In the introduction of the book, Steve Almond explains how Cheryl Strayed ended up as Dear Sugar ~ an online advice columnist for The Rumpus, which is defined on the home page as a "place where people come to be themselves through their writing...." Don't you just love that? According to Almond's account, "the column that launched Sugar as a phenomenon was written in response to what would have been, for anyone else, a throwaway letter....People come to her in real pain and she ministers to them, by telling stories about her own life, the particular ways in which she has felt thwarted and lost, and how she got found again. She is able to transmute the raw material of the self-help aisle into genuine literature."
In the last paragraph of the introduction, Almond writes, "Tiny Beautiful Things will endure as a piece of literary art, as will Cheryl's other books, because they do the essential work of literary art: they make us more human than we were before. We need books, and Cheryl's books in particular, because we are all, in the private kingdom of our hearts, desperate for the company of a wise, true friend. Someone who isn't embarrassed by our emotions, or her own, who recognizes that life is short and that all we have to offer, in the end, is love."
The power of that paragraph...Wow. I understand the disconnect I often associate with social media...why I simply can't process it. While the world is desperate for a thousand likes or a million views, I am desperate for the company of a wise, true friend. I need books. I need books with a transmutable energy that abides in genuine literature and flows from the fingertips of my two hands into my soul. I need the stamina and strength of an enduring piece of literary art, not the fleeting noise of a news feed.
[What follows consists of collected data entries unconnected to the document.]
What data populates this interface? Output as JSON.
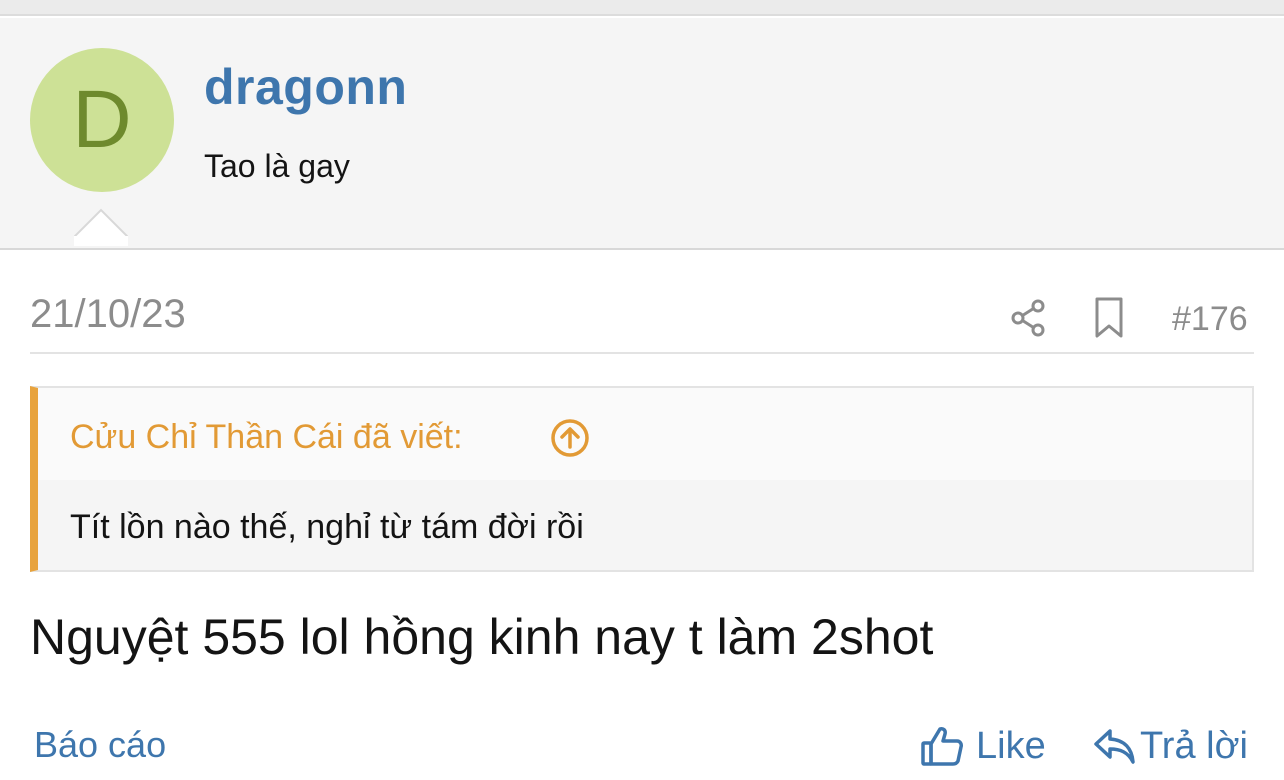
{
  "user": {
    "avatar_letter": "D",
    "name": "dragonn",
    "title": "Tao là gay",
    "avatar_color": "#cde196"
  },
  "post": {
    "date": "21/10/23",
    "number": "#176",
    "icons": [
      "share-icon",
      "bookmark-icon"
    ],
    "quote": {
      "author": "Cửu Chỉ Thần Cái đã viết:",
      "text": "Tít lồn nào thế, nghỉ từ tám đời rồi",
      "accent_color": "#e8a33d"
    },
    "text": "Nguyệt 555 lol hồng kinh nay t làm 2shot"
  },
  "actions": {
    "report_label": "Báo cáo",
    "like_label": "Like",
    "reply_label": "Trả lời"
  },
  "colors": {
    "link": "#3e76ad",
    "muted": "#8c8c8c"
  }
}
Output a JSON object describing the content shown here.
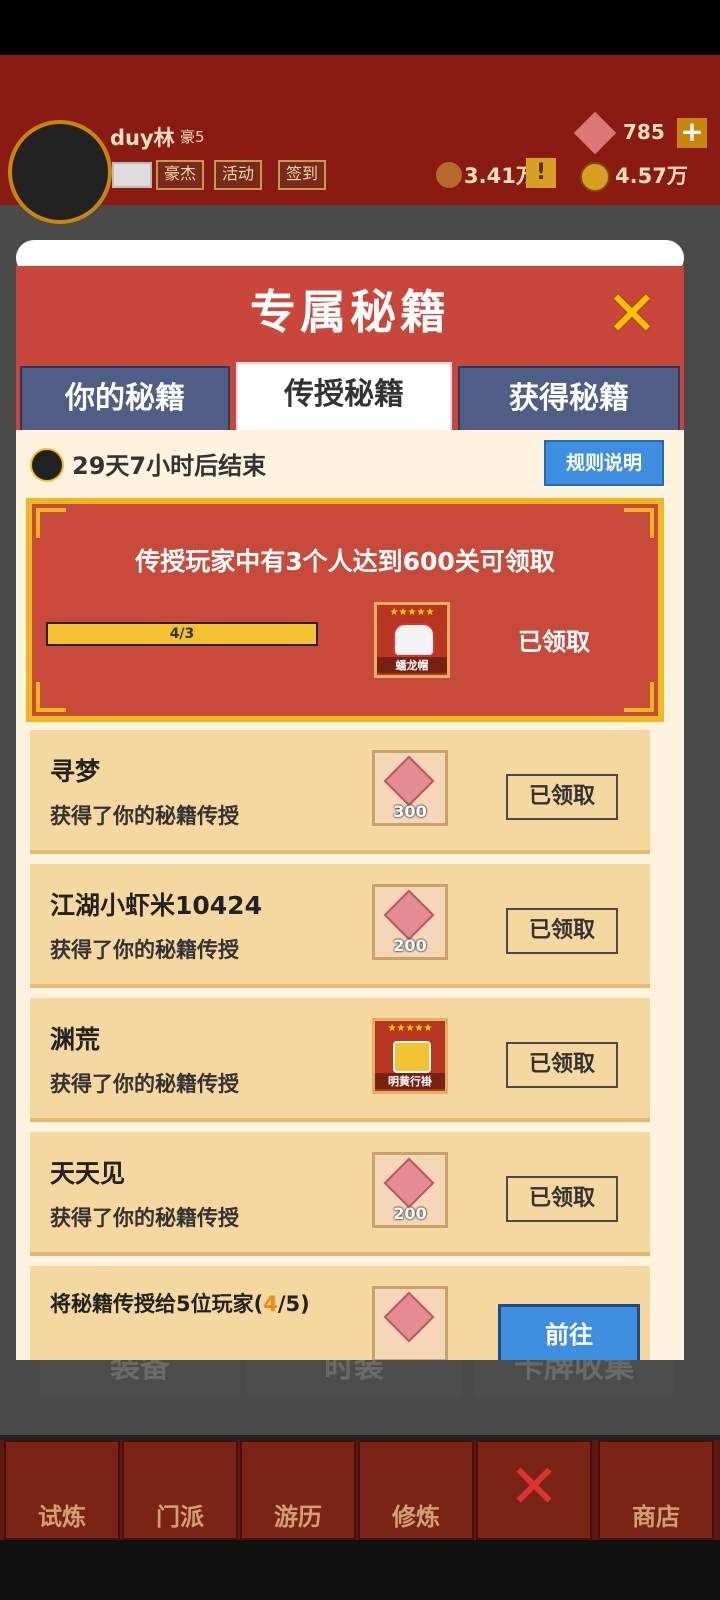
{
  "header": {
    "username": "duy林",
    "vip": "豪5",
    "buttons": [
      "豪杰",
      "活动",
      "签到"
    ],
    "gems": "785",
    "plus": "+",
    "currency1": "3.41万",
    "warn": "!",
    "currency2": "4.57万"
  },
  "modal": {
    "title": "专属秘籍",
    "close": "✕",
    "tabs": [
      "你的秘籍",
      "传授秘籍",
      "获得秘籍"
    ],
    "timer": "29天7小时后结束",
    "rules_button": "规则说明",
    "goal": {
      "text": "传授玩家中有3个人达到600关可领取",
      "progress_label": "4/3",
      "progress_fraction": 1.0,
      "reward_name": "蟠龙帽",
      "reward_stars": "★★★★★",
      "status": "已领取"
    },
    "rows": [
      {
        "name": "寻梦",
        "desc": "获得了你的秘籍传授",
        "item_count": "300",
        "status": "已领取"
      },
      {
        "name": "江湖小虾米10424",
        "desc": "获得了你的秘籍传授",
        "item_count": "200",
        "status": "已领取"
      },
      {
        "name": "渊荒",
        "desc": "获得了你的秘籍传授",
        "item_name": "明黄行褂",
        "item_stars": "★★★★★",
        "status": "已领取"
      },
      {
        "name": "天天见",
        "desc": "获得了你的秘籍传授",
        "item_count": "200",
        "status": "已领取"
      }
    ],
    "last_row": {
      "text_prefix": "将秘籍传授给5位玩家(",
      "current": "4",
      "sep": "/",
      "total": "5",
      "text_suffix": ")",
      "goto": "前往"
    }
  },
  "background_tabs": [
    "装备",
    "时装",
    "卡牌收集"
  ],
  "bottom_nav": [
    "试炼",
    "门派",
    "游历",
    "修炼",
    "",
    "商店"
  ],
  "colors": {
    "modal_red": "#c9473a",
    "tab_blue": "#4f5d87",
    "gold": "#f0b820",
    "button_blue": "#3f8fe0",
    "panel_bg": "#fdf3df",
    "row_bg": "#f5d7a0"
  }
}
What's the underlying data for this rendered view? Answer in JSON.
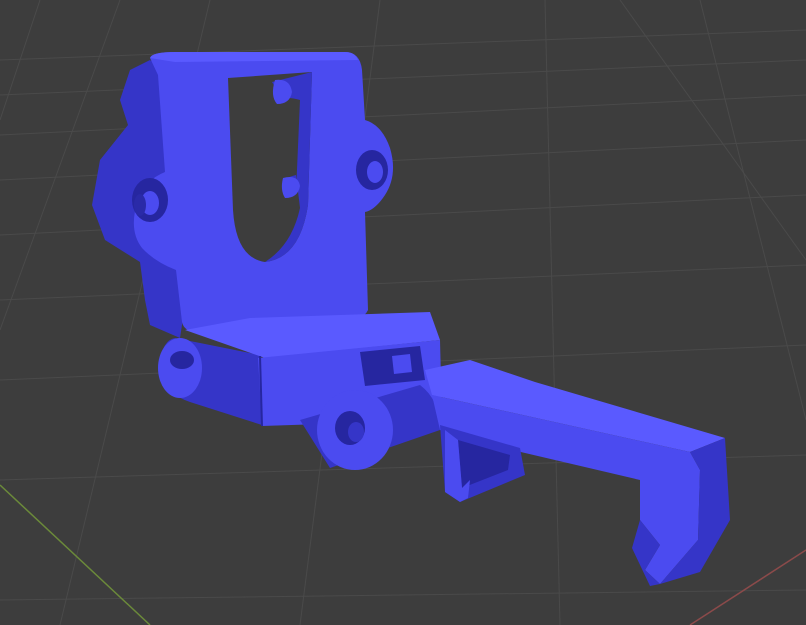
{
  "viewport": {
    "background_color": "#3d3d3d",
    "grid_color": "#4a4a4a",
    "x_axis_color": "#8b4a4a",
    "y_axis_color": "#6b8a3a"
  },
  "model": {
    "material_color": "#4b4bf0",
    "shade_color": "#3535c8",
    "dark_color": "#2626a0",
    "highlight_color": "#5a5aff"
  }
}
I know for sure that The Tomorrow Trunk is my essential work ~ the place where I have come to be my true self. For me, the metamorphosis occurred when a small wicker trunk seamlessly transitioned into this grand piece of luggage filled with the very best stories of substance that each day has to offer. Even if the best of today belongs in the trivial top-tray or if it is best hidden in the private kingdom of our hearts, the trunk is always ours to fill: that IS our essential work.
People often ask me, "How did The Tomorrow Trunk come about? When did it start?" The Tomorrow Trunk was born out of the most painful period of my life, which is so weird to think about now. The year was 1993, and we had moved from our first family home that we built during prosperity and sold during loss. My family of five moved into a hundred-year-old shack that we rented for $55 per month. As a former newspaper editor, I instinctively began looking for something to write about everyday during the painstaking period of recovery ~ Today's Big Story. I had a brown wicker trunk with a compartmentalized top tray and a hidden area beneath the tray. I owned an IBM Selectric typewriter at the time, so I started storing the daily typed manuscripts in the trunk. When I purchased my first computer, I began saving the stories to the hard drive ~ always sure to print out copies for the 'real' trunk. I know for sure that this twenty year process has made me more human than I was before.
My saving mantra began during that transitional time of my life ~ take the best of today, tuck it way, and keep it for tomorrow. Most importantly, my essential work has taught me to recognize that life is short, and that all we have to offer, in the end, is love.